While the disease has not been eradicated in the United States, the announcement Friday served as an acknowledgment that the virus had been mostly suppressed. The Department of Health and Human Services said the administration was working toward “a durable end of mpox transmission.”

Since the country’s first case in this year’s outbreak was identified in May, nearly 30,000 cases and 19 deaths have been tallied in the United States, according to the Centers for Disease Control and Prevention. But the nation is now averaging fewer than 10 cases per day – a steep decline from the roughly 450 daily cases at the peak of the outbreak in early August.

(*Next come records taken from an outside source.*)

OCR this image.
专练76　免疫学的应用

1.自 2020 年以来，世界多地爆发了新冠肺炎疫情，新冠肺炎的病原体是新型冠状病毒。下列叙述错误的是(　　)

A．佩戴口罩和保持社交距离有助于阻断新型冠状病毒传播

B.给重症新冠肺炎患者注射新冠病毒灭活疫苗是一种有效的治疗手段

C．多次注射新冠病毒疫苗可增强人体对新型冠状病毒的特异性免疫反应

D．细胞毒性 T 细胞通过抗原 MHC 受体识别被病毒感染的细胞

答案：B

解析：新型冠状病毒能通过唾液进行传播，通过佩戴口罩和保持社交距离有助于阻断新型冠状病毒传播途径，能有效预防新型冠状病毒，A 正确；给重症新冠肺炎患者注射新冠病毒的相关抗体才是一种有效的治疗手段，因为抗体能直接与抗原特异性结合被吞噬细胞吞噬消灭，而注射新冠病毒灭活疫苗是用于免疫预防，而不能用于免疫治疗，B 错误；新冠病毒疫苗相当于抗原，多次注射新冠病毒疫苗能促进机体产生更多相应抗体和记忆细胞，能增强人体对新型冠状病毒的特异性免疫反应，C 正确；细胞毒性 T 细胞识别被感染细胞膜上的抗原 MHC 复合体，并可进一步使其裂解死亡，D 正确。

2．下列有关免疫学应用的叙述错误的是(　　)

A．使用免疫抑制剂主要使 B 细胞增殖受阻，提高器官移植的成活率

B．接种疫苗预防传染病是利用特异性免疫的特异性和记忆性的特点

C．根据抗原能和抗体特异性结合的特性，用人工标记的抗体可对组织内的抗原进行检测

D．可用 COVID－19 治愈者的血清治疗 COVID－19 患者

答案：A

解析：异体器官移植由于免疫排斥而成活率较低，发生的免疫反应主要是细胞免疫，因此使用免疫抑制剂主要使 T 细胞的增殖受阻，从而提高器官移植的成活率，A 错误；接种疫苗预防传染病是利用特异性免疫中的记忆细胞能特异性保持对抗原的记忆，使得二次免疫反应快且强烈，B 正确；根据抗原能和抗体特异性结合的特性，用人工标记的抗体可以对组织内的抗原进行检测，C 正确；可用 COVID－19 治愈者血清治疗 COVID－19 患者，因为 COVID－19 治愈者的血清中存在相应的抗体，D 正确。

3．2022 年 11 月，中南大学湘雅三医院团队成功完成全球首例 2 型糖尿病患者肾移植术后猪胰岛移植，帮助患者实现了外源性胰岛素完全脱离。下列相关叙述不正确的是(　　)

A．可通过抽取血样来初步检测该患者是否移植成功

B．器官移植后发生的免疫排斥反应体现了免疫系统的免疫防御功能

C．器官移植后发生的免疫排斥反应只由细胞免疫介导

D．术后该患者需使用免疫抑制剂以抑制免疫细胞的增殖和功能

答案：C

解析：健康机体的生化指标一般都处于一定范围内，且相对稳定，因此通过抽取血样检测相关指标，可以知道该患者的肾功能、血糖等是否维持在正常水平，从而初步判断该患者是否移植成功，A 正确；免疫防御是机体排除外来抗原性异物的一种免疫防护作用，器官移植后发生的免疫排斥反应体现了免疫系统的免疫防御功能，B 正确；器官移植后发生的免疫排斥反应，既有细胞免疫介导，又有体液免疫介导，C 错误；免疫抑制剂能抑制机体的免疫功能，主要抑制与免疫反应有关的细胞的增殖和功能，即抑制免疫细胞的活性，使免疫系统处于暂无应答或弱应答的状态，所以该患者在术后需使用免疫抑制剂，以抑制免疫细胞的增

Public health experts have attributed that trend to a number of factors, including higher vaccination rates, adjustments in behavior among people at high risk of acquiring the disease and the relative difficulty of contracting the virus, which is spread through close contact. The disease has spread primarily among men who have sex with men.

Becerra declared the public health emergency in August. At the time, the federal government was scrambling to catch up to a widening outbreak caused in part by the administration’s own sluggish reaction to the early weeks of the virus’s spread in the United States. Supplies of vaccines and tests were initially constrained, and federal scientists struggled to procure data on mpox.

Gay rights activists critical of the administration had been demanding an emergency declaration for weeks before the August announcement.

The declaration allowed HHS to mount a more aggressive and well-funded response.

Most critically, public health experts said, it allowed for data-sharing agreements among state health departments, health providers and federal agencies, enabling the CDC to better track cases and vaccination rates.